« Layali Warda El-Jazairia » à l’Opéra d’Alger : L’hommage à la diva
Les 22 et 23 mai, L’opéra d’Alger Boualem-Bessaïh accueille « Layali Warda El-Jazairia », deux soirées de gala orchestrales pour marquer les quatorze ans de la disparition de la plus grande voix féminine que l’Algérie ait jamais donnée au monde arabe.

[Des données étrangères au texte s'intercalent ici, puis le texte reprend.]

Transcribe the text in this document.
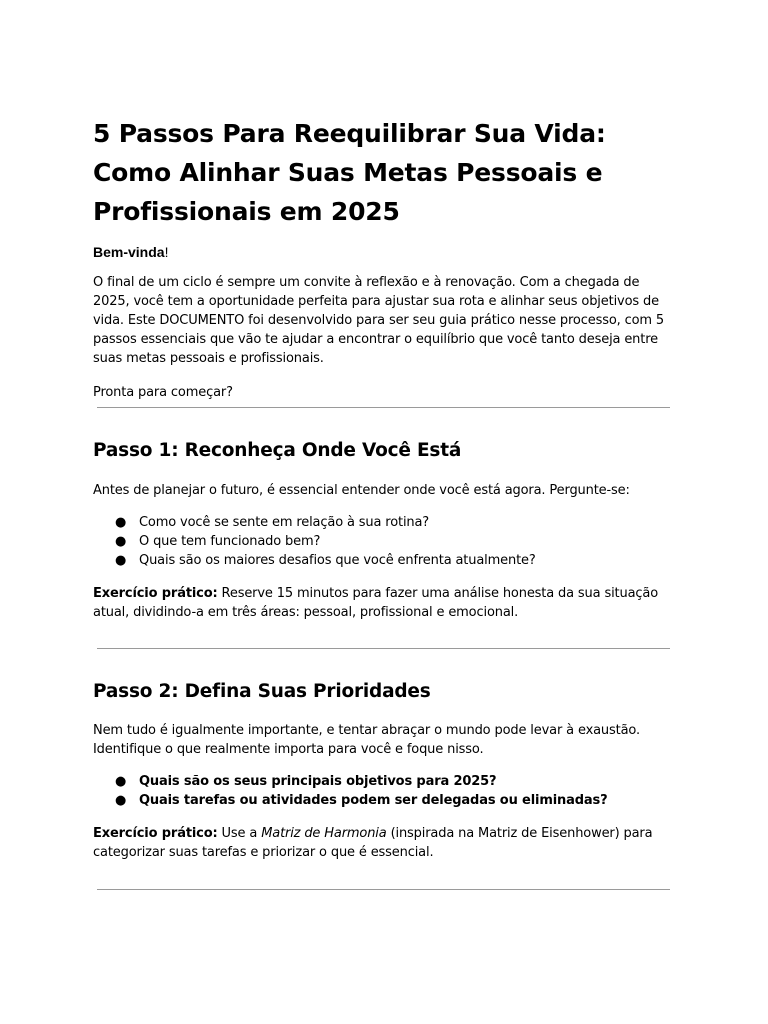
5 Passos Para Reequilibrar Sua Vida: Como Alinhar Suas Metas Pessoais e Profissionais em 2025
Bem-vinda!

O final de um ciclo é sempre um convite à reflexão e à renovação. Com a chegada de 2025, você tem a oportunidade perfeita para ajustar sua rota e alinhar seus objetivos de vida. Este DOCUMENTO foi desenvolvido para ser seu guia prático nesse processo, com 5 passos essenciais que vão te ajudar a encontrar o equilíbrio que você tanto deseja entre suas metas pessoais e profissionais.

Pronta para começar?

Passo 1: Reconheça Onde Você Está

Antes de planejar o futuro, é essencial entender onde você está agora. Pergunte-se:

● Como você se sente em relação à sua rotina?
● O que tem funcionado bem?
● Quais são os maiores desafios que você enfrenta atualmente?

Exercício prático: Reserve 15 minutos para fazer uma análise honesta da sua situação atual, dividindo-a em três áreas: pessoal, profissional e emocional.

Passo 2: Defina Suas Prioridades

Nem tudo é igualmente importante, e tentar abraçar o mundo pode levar à exaustão. Identifique o que realmente importa para você e foque nisso.

● Quais são os seus principais objetivos para 2025?
● Quais tarefas ou atividades podem ser delegadas ou eliminadas?

Exercício prático: Use a Matriz de Harmonia (inspirada na Matriz de Eisenhower) para categorizar suas tarefas e priorizar o que é essencial.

Il y a des voix qui ne meurent pas. Elles se retirent, un soir de mai, au Caire ou ailleurs, et continuent de résonner dans les mémoires comme si le silence n’avait aucun droit sur elles. Warda Ftouki, dite Warda El-Jazairia, s’est éteinte le 17 mai 2012. Quatorze ans plus tard, l’Opéra d’Alger Boualem-Bessaïh lui rend un hommage à la mesure de ce qu’elle fut : total, solennel, et résolument vivant.

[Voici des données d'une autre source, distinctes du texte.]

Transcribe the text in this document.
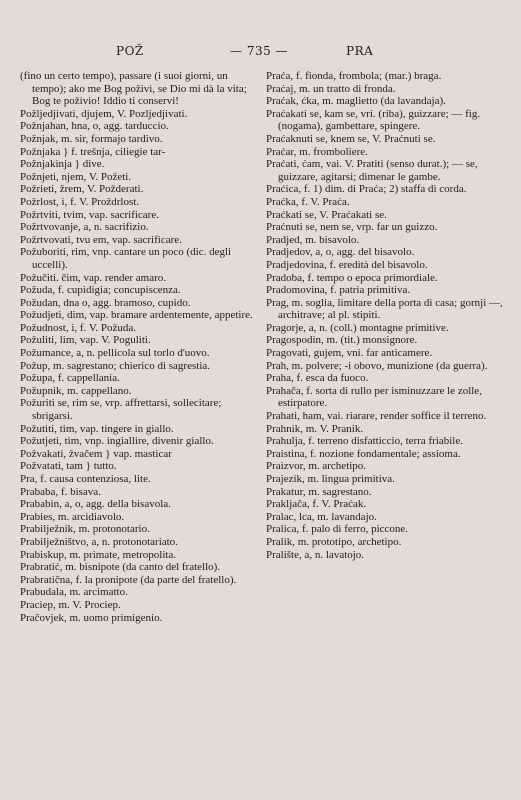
POŽ	— 735 —	PRA

(fino un certo tempo), passare (i suoi giorni, un tempo); ako me Bog poživi, se Dio mi dà la vita; Bog te poživio! Iddio ti conservi!

Požljedjivati, djujem, V. Pozljedjivati.

Požnjahan, hna, o, agg. tarduccio.

Požnjak, m. sir, formajo tardivo.

Požnjaka } f. trešnja, ciliegie tar-

Požnjakinja } dive.

Požnjeti, njem, V. Požeti.

Požrieti, žrem, V. Požderati.

Požrlost, i, f. V. Proždrlost.

Požrtviti, tvim, vap. sacrificare.

Požrtvovanje, a, n. sacrifizio.

Požrtvovati, tvu em, vap. sacrificare.

Požuboriti, rim, vnp. cantare un poco (dic. degli uccelli).

Požučiti. čim, vap. render amaro.

Požuda, f. cupidigia; concupiscenza.

Požudan, dna o, agg. bramoso, cupido.

Požudjeti, dim, vap. bramare ardentemente, appetire.

Požudnost, i, f. V. Požuda.

Požuliti, lim, vap. V. Poguliti.

Požumance, a, n. pellicola sul torlo d'uovo.

Požup, m. sagrestano; chierico di sagrestia.

Požupa, f. cappellania.

Požupnik, m. cappellano.

Požuriti se, rim se, vrp. affrettarsi, sollecitare; sbrigarsi.

Požutiti, tim, vap. tingere in giallo.

Požutjeti, tim, vnp. ingiallire, divenir giallo.

Požvakati, žvačem } vap. masticar

Požvatati, tam } tutto.

Pra, f. causa contenziosa, lite.

Prababa, f. bisava.

Prababin, a, o, agg. della bisavola.

Prabies, m. arcidiavolo.

Prabilježnik, m. protonotario.

Prabilježništvo, a, n. protonotariato.

Prabiskup, m. primate, metropolita.

Prabratić, m. bisnipote (da canto del fratello).

Prabratična, f. la pronipote (da parte del fratello).

Prabudala, m. arcimatto.

Praciep, m. V. Prociep.

Pračovjek, m. uomo primigenio.

Praća, f. fionda, frombola; (mar.) braga.

Praćaj, m. un tratto di fronda.

Praćak, ćka, m. maglietto (da lavandaja).

Praćakati se, kam se, vri. (riba), guizzare; — fig. (nogama), gambettare, spingere.

Praćaknuti se, knem se, V. Praćnuti se.

Praćar, m. fromboliere.

Praćati, ćam, vai. V. Pratiti (senso durat.); — se, guizzare, agitarsi; dimenar le gambe.

Praćica, f. 1) dim. di Praća; 2) staffa di corda.

Praćka, f. V. Praća.

Praćkati se, V. Praćakati se.

Praćnuti se, nem se, vrp. far un guizzo.

Pradjed, m. bisavolo.

Pradjedov, a, o, agg. del bisavolo.

Pradjedovina, f. eredità del bisavolo.

Pradoba, f. tempo o epoca primordiale.

Pradomovina, f. patria primitiva.

Prag, m. soglia, limitare della porta di casa; gornji —, architrave; al pl. stipiti.

Pragorje, a, n. (coll.) montagne primitive.

Pragospodin, m. (tit.) monsignore.

Pragovati, gujem, vni. far anticamere.

Prah, m. polvere; -i obovo, munizione (da guerra).

Praha, f. esca da fuoco.

Prahača, f. sorta di rullo per isminuzzare le zolle, estirpatore.

Prahati, ham, vai. riarare, render soffice il terreno.

Prahnik, m. V. Pranik.

Prahulja, f. terreno disfatticcio, terra friabile.

Praistina, f. nozione fondamentale; assioma.

Praizvor, m. archetipo.

Prajezik, m. lingua primitiva.

Prakatur, m. sagrestano.

Prakljača, f. V. Praćak.

Pralac, lca, m. lavandajo.

Pralica, f. palo di ferro, piccone.

Pralik, m. prototipo, archetipo.

Pralište, a, n. lavatojo.
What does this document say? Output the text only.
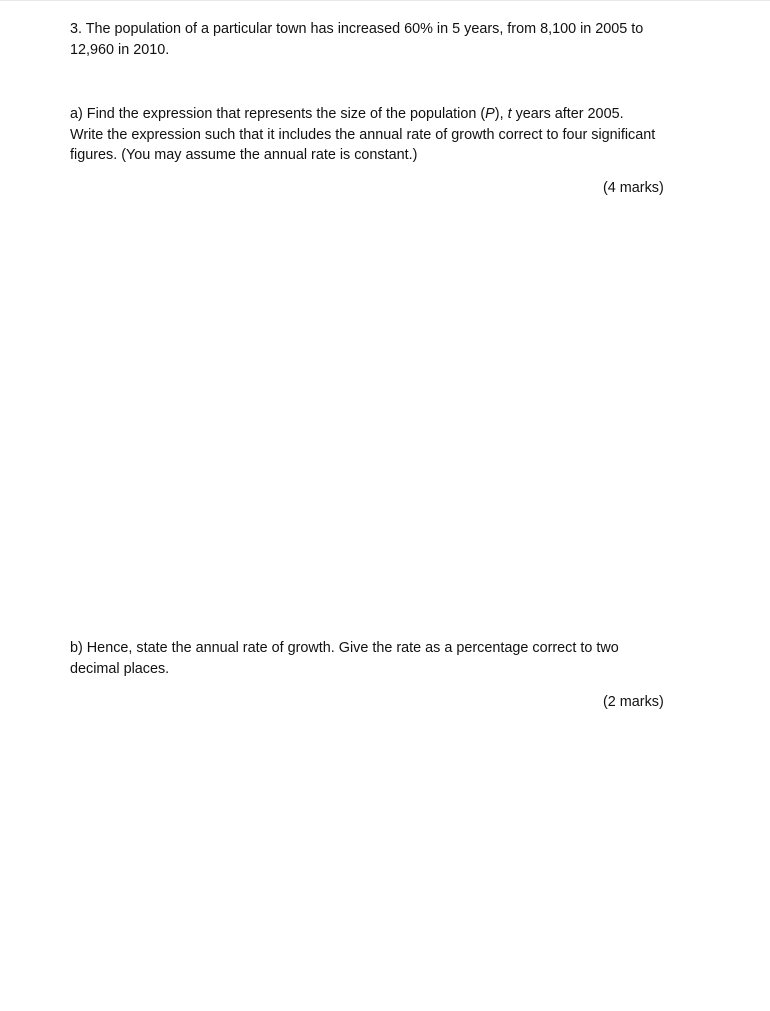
3. The population of a particular town has increased 60% in 5 years, from 8,100 in 2005 to
12,960 in 2010.

a) Find the expression that represents the size of the population (P), t years after 2005.
Write the expression such that it includes the annual rate of growth correct to four significant
figures. (You may assume the annual rate is constant.)

(4 marks)

b) Hence, state the annual rate of growth. Give the rate as a percentage correct to two
decimal places.

(2 marks)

Placée sous le patronage de la ministre de la Culture et des Arts, Malika Bendouda, la manifestation s’annonce exceptionnelle. Le communiqué officiel de l’institution précise que l’évènement entend concilier mémoire et célébration : « où la magie artistique rencontre une mémoire qui ne s’éteint pas». Le programme articulé autour de trois axes — exposition de photos et d’objets rares retraçant le parcours de la chanteuse, vente-dédicace du livre de son fils Riyad Kesri, et table ronde réunissant des personnalités médiatiques et artistiques qui ont côtoyé la diva — constitue déjà, en lui-même, un événement dans l’événement.
Mais le cœur battant de ces nuits reste les deux soirées lyriques. Vendredi 22 mai, la Jordanienne Zaïn Awad et la Tunisienne Asma Ben Ahmed se partageront l’affiche aux côtés de Chaïma Mallem et Sabri Azzedine, lauréats d’Alhane wa Chabab. Samedi 23, place à la Libanaise Nadine Saab, à l’Algérienne Hassiba Amrouche et à Asma Sebaa. Toutes ces voix, soigneusement sélectionnées selon le communiqué « pour leur capacité à interpréter son répertoire avec toute la sincérité, le sentiment et la noblesse », seront portées par l’Orchestre symphonique de l’Opéra d’Alger sous la baguette du maestro Amine Dehane. La dimension panarabiste de la programmation — une Jordanienne, une Tunisienne, une Libanaise, des Algériennes — n’est pas un hasard : elle reproduit l’espace même dans lequel Warda avait rayonné toute sa vie.
Car Warda El-Jazairia n’appartient pas seulement à l’Algérie. Née le 22 juillet 1939 à Paris d’un père algérien originaire de Souk Ahras et d’une mère libanaise, elle est l’une des rares chanteuses renommées dans tout le monde arabe, du Maghreb au Machrek, considérée comme une diva au même titre qu’Oum Kalthoum, Sabah ou Fairouz, avec un répertoire de plus de 300 chansons.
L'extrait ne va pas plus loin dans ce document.